UN AS EN LA MANGA

No tenía nada que perder. La empresa se había evaporado y ella ya no estaba con él: Lo había abandonado. Todo a causa del juego.

Se miraron con frialdad antes de proseguir la partida. La habitación era pequeña y desnuda, decorada por el humo de los cigarrillos; olía a miedo, a sudor, a adrenalina, a tabaco... y varios tufos indescriptibles se habían apoderado de aquella ratonera. Hedía como los cadáveres putrefactos, a ollín y casquería, y el cargado ambiente se podía trinchar.

Le había quedado el piso, pero el dinero de la venta estaba ahora sobre la mesa formando urbanizaciones de bloques de billetes.
Si ganaba, con dos millones podría comenzar una nueva vida, lejos de allí. Si perdía... ¡Qué más daba!

Un estallido de júbilo lo sacó de su ensimismamiento.

- ¡He ganado! -. Exclamó su rival, y como un cangrejo se abalanzó sobre los fajos de billetes posados sobre la mesa.

Pero lo detuvo, agarrándole con fuerza por la muñeca.

Sólo quedaban ellos dos dentro de la partida.
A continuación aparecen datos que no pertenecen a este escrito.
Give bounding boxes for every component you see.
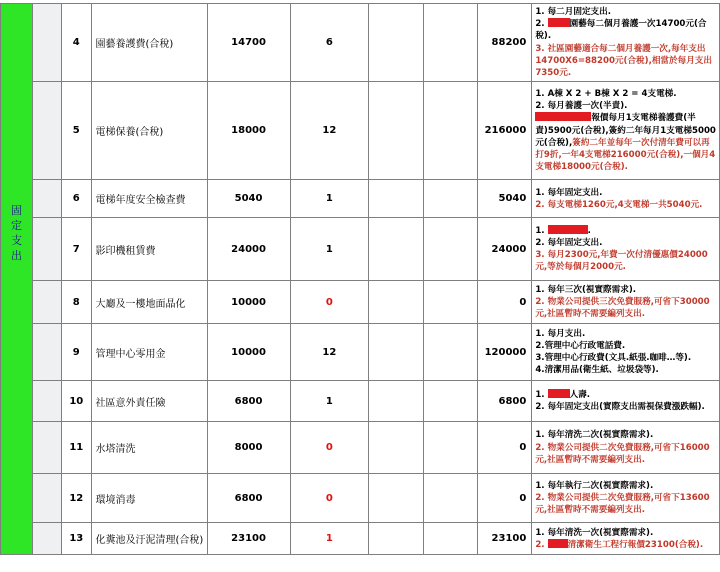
table-row	[1, 82, 720, 180]
table-row	[1, 4, 720, 82]
remark-text: 1. 每月支出.	[535, 328, 586, 339]
spacer-cell	[32, 381, 61, 422]
remark-line	[535, 43, 716, 80]
remark-line	[535, 389, 716, 401]
table-row	[1, 523, 720, 555]
remark-line	[535, 340, 716, 352]
frequency-count: 1	[290, 523, 368, 555]
remark-line	[535, 199, 716, 211]
redaction-mark	[548, 18, 570, 27]
remark-text: 3. 每月2300元,年費一次付清優惠價24000元,等於每個月2000元.	[535, 250, 708, 273]
remark-text: 1.	[535, 225, 548, 236]
remark-text: 2. 物業公司提供三次免費服務,可省下30000元,社區暫時不需要編列支出.	[535, 297, 710, 320]
empty-cell	[369, 474, 423, 523]
remark-line	[535, 112, 716, 173]
frequency-count: 0	[290, 474, 368, 523]
annual-total: 216000	[478, 82, 532, 180]
empty-cell	[423, 218, 477, 281]
spacer-cell	[32, 474, 61, 523]
table-row	[1, 381, 720, 422]
remark-line	[535, 237, 716, 249]
remark-line	[535, 442, 716, 466]
remark-text: 1. 每年執行二次(視實際需求).	[535, 480, 654, 491]
remark-line	[535, 225, 716, 237]
remark-line	[535, 364, 716, 376]
empty-cell	[369, 422, 423, 474]
remark-cell	[532, 82, 720, 180]
remark-cell	[532, 281, 720, 324]
remark-text: 2. 每支電梯1260元,4支電梯一共5040元.	[535, 199, 703, 210]
empty-cell	[423, 180, 477, 218]
remark-cell	[532, 523, 720, 555]
remark-text: 2. 每年固定支出.	[535, 238, 603, 249]
redaction-mark	[548, 539, 568, 548]
group-label-char: 固	[10, 204, 22, 218]
remark-line	[535, 429, 716, 441]
item-name: 社區意外責任險	[91, 381, 207, 422]
frequency-count: 6	[290, 4, 368, 82]
remark-line	[535, 18, 716, 42]
frequency-count: 12	[290, 82, 368, 180]
remark-cell	[532, 218, 720, 281]
annual-total: 6800	[478, 381, 532, 422]
spacer-cell	[32, 82, 61, 180]
spacer-cell	[32, 281, 61, 324]
remark-text: 2. 物業公司提供二次免費服務,可省下13600元,社區暫時不需要編列支出.	[535, 493, 710, 516]
remark-text: 1. 每年固定支出.	[535, 187, 603, 198]
unit-amount: 5040	[207, 180, 290, 218]
empty-cell	[369, 324, 423, 381]
redaction-mark	[548, 225, 588, 234]
empty-cell	[369, 281, 423, 324]
item-name: 化糞池及汙泥清理(合稅)	[91, 523, 207, 555]
remark-text: 簽約二年並每年一次付清年費可以再打9折,一年4支電梯216000元(合稅),一個月4支電梯18000元(合稅).	[535, 137, 716, 173]
remark-line	[535, 6, 716, 18]
spacer-cell	[32, 218, 61, 281]
remark-cell	[532, 474, 720, 523]
item-number: 11	[62, 422, 91, 474]
remark-text: 1.	[535, 390, 548, 401]
remark-text: 1. 每二月固定支出.	[535, 7, 611, 17]
item-number: 9	[62, 324, 91, 381]
remark-text: 人壽.	[569, 390, 591, 401]
remark-text: 園藝每二個月養護一次14700元(合稅).	[535, 19, 707, 42]
item-number: 13	[62, 523, 91, 555]
item-name: 電梯年度安全檢查費	[91, 180, 207, 218]
annual-total: 0	[478, 422, 532, 474]
table-row	[1, 474, 720, 523]
unit-amount: 6800	[207, 381, 290, 422]
annual-total: 88200	[478, 4, 532, 82]
annual-total: 0	[478, 474, 532, 523]
item-name: 環境消毒	[91, 474, 207, 523]
remark-text: 1. A棟 X 2 + B棟 X 2 = 4支電梯.	[535, 89, 677, 99]
item-number: 12	[62, 474, 91, 523]
item-number: 7	[62, 218, 91, 281]
empty-cell	[423, 523, 477, 555]
empty-cell	[423, 324, 477, 381]
item-number: 8	[62, 281, 91, 324]
remark-line	[535, 284, 716, 296]
empty-cell	[369, 523, 423, 555]
unit-amount: 6800	[207, 474, 290, 523]
item-name: 電梯保養(合稅)	[91, 82, 207, 180]
empty-cell	[423, 281, 477, 324]
empty-cell	[369, 218, 423, 281]
remark-line	[535, 100, 716, 112]
item-number: 5	[62, 82, 91, 180]
item-number: 10	[62, 381, 91, 422]
empty-cell	[369, 82, 423, 180]
frequency-count: 1	[290, 381, 368, 422]
remark-text: 2.管理中心行政電話費.	[535, 341, 626, 352]
annual-total: 24000	[478, 218, 532, 281]
unit-amount: 8000	[207, 422, 290, 474]
remark-line	[535, 527, 716, 539]
annual-total: 5040	[478, 180, 532, 218]
remark-text: 1. 每年三次(視實際需求).	[535, 284, 637, 295]
table-row	[1, 218, 720, 281]
empty-cell	[423, 422, 477, 474]
unit-amount: 10000	[207, 324, 290, 381]
table-row	[1, 422, 720, 474]
unit-amount: 14700	[207, 4, 290, 82]
remark-line	[535, 352, 716, 364]
group-label-char: 支	[10, 234, 22, 248]
remark-text: 1. 每年清洗一次(視實際需求).	[535, 527, 654, 538]
empty-cell	[369, 4, 423, 82]
frequency-count: 1	[290, 218, 368, 281]
annual-total: 0	[478, 281, 532, 324]
remark-line	[535, 187, 716, 199]
empty-cell	[369, 381, 423, 422]
fixed-expense-table	[0, 3, 720, 555]
frequency-count: 0	[290, 281, 368, 324]
unit-amount: 10000	[207, 281, 290, 324]
remark-text: 4.清潔用品(衛生紙、垃圾袋等).	[535, 365, 659, 376]
frequency-count: 0	[290, 422, 368, 474]
empty-cell	[423, 381, 477, 422]
annual-total: 23100	[478, 523, 532, 555]
redaction-mark	[535, 112, 591, 121]
item-name: 園藝養護費(合稅)	[91, 4, 207, 82]
table-row	[1, 180, 720, 218]
remark-text: .	[587, 225, 591, 236]
remark-text: 3. 社區園藝適合每二個月養護一次,每年支出14700X6=88200元(合稅),相當於每月支出7350元.	[535, 43, 712, 79]
remark-line	[535, 249, 716, 273]
remark-text: 2. 每年固定支出(實際支出需視保費漲跌幅).	[535, 402, 705, 413]
unit-amount: 23100	[207, 523, 290, 555]
item-number: 6	[62, 180, 91, 218]
remark-line	[535, 328, 716, 340]
remark-line	[535, 480, 716, 492]
item-name: 影印機租賃費	[91, 218, 207, 281]
remark-text: 2.	[535, 539, 548, 550]
spacer-cell	[32, 4, 61, 82]
remark-text: 2.	[535, 19, 548, 30]
empty-cell	[423, 82, 477, 180]
remark-cell	[532, 422, 720, 474]
spacer-cell	[32, 523, 61, 555]
item-name: 管理中心零用金	[91, 324, 207, 381]
remark-cell	[532, 381, 720, 422]
remark-line	[535, 401, 716, 413]
empty-cell	[369, 180, 423, 218]
table-row	[1, 281, 720, 324]
frequency-count: 12	[290, 324, 368, 381]
group-label-char: 定	[10, 219, 22, 233]
spacer-cell	[32, 324, 61, 381]
remark-text: 報價每月1支電梯養護費(半責)5900元(合稅),簽約二年每月1支電梯5000元(合稅),	[535, 113, 716, 148]
item-number: 4	[62, 4, 91, 82]
remark-cell	[532, 4, 720, 82]
empty-cell	[423, 474, 477, 523]
remark-text: 1. 每年清洗二次(視實際需求).	[535, 430, 654, 441]
spacer-cell	[32, 180, 61, 218]
remark-line	[535, 539, 716, 551]
redaction-mark	[548, 389, 570, 398]
empty-cell	[423, 4, 477, 82]
spacer-cell	[32, 422, 61, 474]
item-name: 水塔清洗	[91, 422, 207, 474]
remark-cell	[532, 180, 720, 218]
remark-line	[535, 88, 716, 100]
frequency-count: 1	[290, 180, 368, 218]
table-row	[1, 324, 720, 381]
annual-total: 120000	[478, 324, 532, 381]
group-label-cell	[1, 4, 33, 555]
remark-cell	[532, 324, 720, 381]
unit-amount: 24000	[207, 218, 290, 281]
item-name: 大廳及一樓地面晶化	[91, 281, 207, 324]
remark-text: 2. 物業公司提供二次免費服務,可省下16000元,社區暫時不需要編列支出.	[535, 442, 710, 465]
remark-text: 2. 每月養護一次(半責).	[535, 101, 628, 112]
remark-text: 3.管理中心行政費(文具.紙張.咖啡…等).	[535, 353, 692, 364]
remark-line	[535, 296, 716, 320]
group-label-char: 出	[10, 249, 22, 263]
unit-amount: 18000	[207, 82, 290, 180]
remark-line	[535, 492, 716, 516]
remark-text: 清潔衛生工程行報價23100(合稅).	[567, 539, 704, 550]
Otros seis sórdidos caballeros estaban sentados a sus espaldas al fondo de la habitación. Tres de cada lado.

- ¿Qué significa esto? –Le rugió su contrincante, al tiempo que esparcía la mirada por la estancia en actitud precavida.

- Es mi turno.- Le replicó con aplomo, sin soltarle la muñeca.

Su contrincante soltó una risotada.

- ¡Si no puedes ganar! -. Le respondió su rival con mordacidad.

- Pero es mi turno -. Insistió. Sus palabras eran glaciares.

Todavía abalanzado sobre el dinero, el rival levantó la mirada hasta sortear el hombro de aquel loco, buscando la confirmación de los tres hombres sentados contra la pared. Estos afirmaron con la cabeza.
Repitió la operación girando el rostro hasta localizar los tres hombres sentados a sus espaldas, con el mismo resultado.

Uno de ellos exclamó: “Es su turno”. Aquella voz sonó con gruesa impiedad, como una orden militar.

El rival retiró sus pinzas del dinero y asintió volteando las palmas hacia arriba y gesticulando una mueca.

- Es tu turno. -Repitió con recelo, y su rostro se ensombreció, como si comenzase a dudar de sus verdaderas posibilidades de ganar: Aquel chalado quizá ocultase un as en la manga.

Pero aquel demente al fin y al cabo no tenía más que perder, y sí había una posibilidad. Sí, lo creía. Aunque si no funcionaba saldría con los pies por delante y era consciente de ello. Una posibilidad...

Y lo hizo sin pensarlo dos veces. Con toda la rapidez de que fue capaz. Como una muerte precipitada que no se anuncia. Con la celeridad de un disgusto, de una mala nueva. Con la fugacidad con la que transcurren los buenos momentos, o el recuerdo de toda una vida cuando ya no da para más y expira en un chasquido..

Pero no hubo ningún fallo mecánico, ni el revolver se encasquilló. Sólo una explosión. La bala que estaba alojada en le sexto y último hueco del tambor funcionó correctamente, penetrándole limpiamente por el lóbulo derecho del cráneo para desparramar sus sesos por la estancia. Sólo el pañuelo rojo atado a su cabeza pudo impedir que todas sus neuronas quedasen incrustadas en las sucias paredes.

Mientras el que fuera su rival guardaba con avidez el dinero en una bolsa de basura, cuatro de los seis hombres sacaron su cadáver de allí.
La partida de ruleta rusa había finalizado.